Mr Oliver's Feed Me Better campaign has forced the Government to boost expenditure on school means and order education authorities to get rid of junk food.
Soon after the publication of the BBC report, a Conservative press officer was overheard phoning Mr Oliver's office to explain that Mr Johnson's comments "absolutely" did not represent party policy.
Then Mr Johnson told reporters that he had been in fact misquoted - and the point he was trying to make was that children would not eat healthy food unless unhealthy options, including lunchboxes, were taken away.
"I think Jamie Oliver is a wonderful guy. He's a saint, he's a national superstar and he's done a wonderful thing for children's food," the mop-headed Tory said.
"The only point I was making, and I think Jamie would agree with this, is that it's very difficult for him to succeed in transforming children's food in schools completely when they still have the option to have a packed lunch.

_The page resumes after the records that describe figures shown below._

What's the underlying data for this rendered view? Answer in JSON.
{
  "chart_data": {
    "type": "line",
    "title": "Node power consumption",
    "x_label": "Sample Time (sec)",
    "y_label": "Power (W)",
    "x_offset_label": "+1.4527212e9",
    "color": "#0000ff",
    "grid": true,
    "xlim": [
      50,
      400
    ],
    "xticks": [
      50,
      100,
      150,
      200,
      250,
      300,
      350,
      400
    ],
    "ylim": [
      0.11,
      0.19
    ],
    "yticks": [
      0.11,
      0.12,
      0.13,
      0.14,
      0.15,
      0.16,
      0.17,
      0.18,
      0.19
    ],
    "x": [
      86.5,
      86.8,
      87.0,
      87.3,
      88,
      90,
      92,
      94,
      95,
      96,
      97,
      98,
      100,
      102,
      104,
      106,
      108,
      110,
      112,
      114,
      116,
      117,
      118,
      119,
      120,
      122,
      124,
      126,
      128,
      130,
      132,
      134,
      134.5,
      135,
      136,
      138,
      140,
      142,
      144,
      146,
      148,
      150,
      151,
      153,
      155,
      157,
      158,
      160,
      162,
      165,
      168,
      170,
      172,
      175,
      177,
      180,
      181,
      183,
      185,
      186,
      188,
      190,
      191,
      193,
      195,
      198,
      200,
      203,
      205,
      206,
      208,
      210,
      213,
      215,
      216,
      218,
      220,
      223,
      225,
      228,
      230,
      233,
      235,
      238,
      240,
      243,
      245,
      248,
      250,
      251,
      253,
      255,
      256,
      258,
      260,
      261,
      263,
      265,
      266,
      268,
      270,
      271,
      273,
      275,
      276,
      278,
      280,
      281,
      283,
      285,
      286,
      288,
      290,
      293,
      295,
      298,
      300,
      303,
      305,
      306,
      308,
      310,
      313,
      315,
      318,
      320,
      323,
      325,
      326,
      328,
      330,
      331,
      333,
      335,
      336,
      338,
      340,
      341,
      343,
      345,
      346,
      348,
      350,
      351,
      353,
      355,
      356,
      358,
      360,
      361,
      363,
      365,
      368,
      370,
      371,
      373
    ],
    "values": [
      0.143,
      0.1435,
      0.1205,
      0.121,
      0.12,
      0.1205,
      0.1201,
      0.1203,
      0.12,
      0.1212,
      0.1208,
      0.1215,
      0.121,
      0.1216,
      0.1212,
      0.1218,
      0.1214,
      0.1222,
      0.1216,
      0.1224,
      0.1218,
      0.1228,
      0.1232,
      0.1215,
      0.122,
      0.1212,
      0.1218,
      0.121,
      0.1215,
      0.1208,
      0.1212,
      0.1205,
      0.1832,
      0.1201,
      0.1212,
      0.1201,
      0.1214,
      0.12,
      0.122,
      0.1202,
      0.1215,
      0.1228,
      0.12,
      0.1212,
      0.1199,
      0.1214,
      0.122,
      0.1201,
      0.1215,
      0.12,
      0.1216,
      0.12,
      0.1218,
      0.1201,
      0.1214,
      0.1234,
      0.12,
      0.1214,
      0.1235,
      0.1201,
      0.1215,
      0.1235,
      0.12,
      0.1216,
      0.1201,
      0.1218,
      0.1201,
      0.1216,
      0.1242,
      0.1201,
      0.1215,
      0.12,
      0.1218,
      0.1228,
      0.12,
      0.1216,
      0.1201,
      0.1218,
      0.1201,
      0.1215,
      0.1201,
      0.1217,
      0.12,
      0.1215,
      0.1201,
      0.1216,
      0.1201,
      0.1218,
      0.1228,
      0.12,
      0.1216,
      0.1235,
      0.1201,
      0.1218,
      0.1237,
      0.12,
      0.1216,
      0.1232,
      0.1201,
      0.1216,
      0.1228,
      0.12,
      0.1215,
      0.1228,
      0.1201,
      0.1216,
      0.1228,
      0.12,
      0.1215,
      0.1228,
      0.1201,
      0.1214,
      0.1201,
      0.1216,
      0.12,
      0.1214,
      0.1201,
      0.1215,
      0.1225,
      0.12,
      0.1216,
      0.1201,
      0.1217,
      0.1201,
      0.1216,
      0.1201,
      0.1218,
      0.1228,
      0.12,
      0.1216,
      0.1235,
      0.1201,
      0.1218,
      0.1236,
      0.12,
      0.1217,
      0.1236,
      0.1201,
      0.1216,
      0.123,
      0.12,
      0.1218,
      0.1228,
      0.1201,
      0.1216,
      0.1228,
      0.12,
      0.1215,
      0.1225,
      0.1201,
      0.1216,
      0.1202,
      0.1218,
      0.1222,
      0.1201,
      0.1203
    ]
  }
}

"The BBC is completely wrong."
It was Mr Johnson's most high-profile political intervention since he was sacked as Shadow Culture Secretary two years ago for a leader column in The Spectator, which he then edited, attacking the "victim culture" of Liverpool .
On that occasion, Mr Johnson was forced to visit Merseyside in a humiliating mission of penitence by the party leader at the time, Michael Howard.
This afternoon, the BBC said that it was sticking by its story and had cleared the quotes with Mr Johnson before running the piece.
The BBC reporter who attended the meeting even produced his notes from the meeting and said that Mr Johnson had in fact said: "If I was in charge, I would get rid of Jamie Oliver, tell people to eat what they like."
He said that Mr Johnson had told the meeting that the best way to make kids eat properly was to give them "Plaice goujons with frites" - fish fingers and chips.